|Date(s):||April 12, 1850|
|Location(s):||PICKENS, South Carolina|
|Course:||“Rise And Fall of the Slave South,” University of Virginia|
It was a solemn scene to witness wrote the Keowee Courier on April 1st, 1850. One of the greatest political figures of the 19th century had just died and the atmosphere surrounding his death was incredible. Both Chambers were crowded to overflowing, and the stillness that pervaded the vast assemblage told plainly that some great calamity had happened to the country. Calhoun, born in Abbeville in 1782, had served the state of South Carolina on a national level for many years. The entire front page of the Courier devoted its coverage to his death. Senator Butler, in his remarks about the death of Calhoun, called him one of the nation's great gentlemen, who treated everyone with justice and fairness. Butler further emphasized Calhoun's love of the nation, his devotion of service to the institutions of the country. As head of the Senate, he presided over the chamber with dignity and with efficiency and with a true devotion of service to the country. The following day's coverage further demonstrated the deep love and admiration of Calhoun. His body was brought into the Congressional chamber for a viewing which was filled with the President, Vice President and many officers of the army and navy. As Butler noted, one of the brightest luminaries has been extinguished from the political firmament.
The death of Calhoun marked the end of one of the great compromisers of the ante-bellum South. Even though he did not see live to see the Compromise of 1850, he played an instrumental role in the compromise. He did propose ending slavery in the District of Columbia because he feared the potential consequences of maintaining it there.

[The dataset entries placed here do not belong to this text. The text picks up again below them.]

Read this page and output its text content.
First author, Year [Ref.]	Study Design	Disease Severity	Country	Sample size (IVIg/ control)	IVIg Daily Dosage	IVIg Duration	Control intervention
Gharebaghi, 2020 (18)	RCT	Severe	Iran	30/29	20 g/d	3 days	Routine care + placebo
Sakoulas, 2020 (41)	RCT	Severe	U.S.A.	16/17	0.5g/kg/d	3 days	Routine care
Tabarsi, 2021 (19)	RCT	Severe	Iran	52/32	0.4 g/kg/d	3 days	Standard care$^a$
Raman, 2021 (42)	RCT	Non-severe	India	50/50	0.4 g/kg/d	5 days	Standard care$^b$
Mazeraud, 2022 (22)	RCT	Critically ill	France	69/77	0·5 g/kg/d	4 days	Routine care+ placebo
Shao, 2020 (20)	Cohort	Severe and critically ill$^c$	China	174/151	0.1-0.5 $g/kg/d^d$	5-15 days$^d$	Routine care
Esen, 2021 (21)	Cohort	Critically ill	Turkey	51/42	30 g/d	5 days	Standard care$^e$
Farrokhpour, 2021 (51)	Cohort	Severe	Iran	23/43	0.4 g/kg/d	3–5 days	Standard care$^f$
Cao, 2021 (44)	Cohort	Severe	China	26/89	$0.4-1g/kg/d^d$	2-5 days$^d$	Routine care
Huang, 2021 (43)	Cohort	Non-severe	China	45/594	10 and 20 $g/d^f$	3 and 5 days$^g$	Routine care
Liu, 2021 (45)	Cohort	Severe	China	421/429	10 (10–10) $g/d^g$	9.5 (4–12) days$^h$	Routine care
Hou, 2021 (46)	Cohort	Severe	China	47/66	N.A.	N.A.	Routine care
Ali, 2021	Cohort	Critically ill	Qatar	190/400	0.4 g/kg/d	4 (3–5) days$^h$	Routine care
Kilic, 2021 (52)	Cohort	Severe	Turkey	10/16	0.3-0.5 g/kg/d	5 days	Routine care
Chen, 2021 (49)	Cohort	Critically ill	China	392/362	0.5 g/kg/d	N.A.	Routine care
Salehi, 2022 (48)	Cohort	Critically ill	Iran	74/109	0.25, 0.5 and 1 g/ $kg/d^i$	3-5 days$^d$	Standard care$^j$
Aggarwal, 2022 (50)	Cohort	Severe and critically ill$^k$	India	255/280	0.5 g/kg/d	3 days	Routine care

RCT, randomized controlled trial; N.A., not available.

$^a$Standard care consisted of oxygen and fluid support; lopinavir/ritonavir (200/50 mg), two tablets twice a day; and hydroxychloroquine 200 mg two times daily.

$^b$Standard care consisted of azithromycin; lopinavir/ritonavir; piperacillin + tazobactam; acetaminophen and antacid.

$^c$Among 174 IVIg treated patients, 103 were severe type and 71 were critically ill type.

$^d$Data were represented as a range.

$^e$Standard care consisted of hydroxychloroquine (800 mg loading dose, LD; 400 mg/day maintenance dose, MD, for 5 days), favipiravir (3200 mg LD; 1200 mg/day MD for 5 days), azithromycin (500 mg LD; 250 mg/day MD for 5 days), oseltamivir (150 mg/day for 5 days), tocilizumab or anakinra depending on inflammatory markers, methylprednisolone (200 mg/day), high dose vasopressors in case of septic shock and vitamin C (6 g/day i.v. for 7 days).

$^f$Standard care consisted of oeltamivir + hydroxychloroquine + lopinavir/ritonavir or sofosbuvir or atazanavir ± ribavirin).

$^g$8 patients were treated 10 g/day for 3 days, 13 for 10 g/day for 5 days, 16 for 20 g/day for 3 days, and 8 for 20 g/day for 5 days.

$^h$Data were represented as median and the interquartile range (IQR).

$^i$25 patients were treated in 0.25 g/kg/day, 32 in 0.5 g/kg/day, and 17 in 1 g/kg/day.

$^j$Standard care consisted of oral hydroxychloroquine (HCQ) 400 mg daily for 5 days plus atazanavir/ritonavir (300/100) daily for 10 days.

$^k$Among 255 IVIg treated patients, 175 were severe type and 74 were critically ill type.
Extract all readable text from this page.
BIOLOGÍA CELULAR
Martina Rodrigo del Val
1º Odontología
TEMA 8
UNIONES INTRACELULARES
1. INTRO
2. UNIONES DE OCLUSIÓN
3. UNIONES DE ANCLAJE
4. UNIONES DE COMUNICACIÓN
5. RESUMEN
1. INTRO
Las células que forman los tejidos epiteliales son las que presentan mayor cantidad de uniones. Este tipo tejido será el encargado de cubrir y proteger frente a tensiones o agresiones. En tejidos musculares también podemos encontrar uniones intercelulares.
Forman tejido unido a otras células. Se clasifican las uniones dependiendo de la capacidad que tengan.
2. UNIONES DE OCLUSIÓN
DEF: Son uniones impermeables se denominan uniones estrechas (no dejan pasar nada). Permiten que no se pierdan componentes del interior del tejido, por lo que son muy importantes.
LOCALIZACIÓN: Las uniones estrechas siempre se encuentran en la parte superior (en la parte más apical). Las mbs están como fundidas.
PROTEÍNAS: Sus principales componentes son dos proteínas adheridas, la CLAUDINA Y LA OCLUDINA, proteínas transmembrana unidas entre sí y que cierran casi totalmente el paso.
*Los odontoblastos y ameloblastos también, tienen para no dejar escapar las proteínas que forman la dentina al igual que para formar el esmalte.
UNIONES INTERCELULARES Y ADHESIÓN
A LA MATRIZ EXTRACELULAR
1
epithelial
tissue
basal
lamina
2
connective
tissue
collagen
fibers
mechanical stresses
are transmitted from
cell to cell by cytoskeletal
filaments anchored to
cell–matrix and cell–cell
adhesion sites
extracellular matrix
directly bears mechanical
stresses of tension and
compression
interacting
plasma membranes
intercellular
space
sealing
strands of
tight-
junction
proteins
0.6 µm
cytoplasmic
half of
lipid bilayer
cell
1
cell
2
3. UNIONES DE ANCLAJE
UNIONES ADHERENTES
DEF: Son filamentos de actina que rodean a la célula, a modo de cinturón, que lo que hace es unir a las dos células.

Furthermore, William Freehling discusses Calhoun's role within South Carolina. South Carolina viewed him as a hero, someone to be proud of. He was their senator and the vice president and played a critical role in the nullification crisis during the 1830's. The Courier's tribute to his life demonstrated the deep affections local communities had for Calhoun, and Freehling concurs with the newspaper in describing how important Calhoun was to South Carolina. Even though Calhoun had been a defender of slaveholders' rights, he still agreed to compromise. But he only wanted to compromise to a certain degree. Calhoun was a champion of state's rights and this attitude would later contribute to the secession crisis in 1860. The nullification crisis demonstrated Calhoun's belief in the fundamental sovereignty of South Carolina which would be used to justify secession from the union ten years after his death. After his death, the old guard of Clay and Calhoun gave way to a new generation which would have to deal with new compromises and new challenges and new threats to break up the union. Nevertheless, the affection and admiration shown to Calhoun matched those granted to any political leader of his day.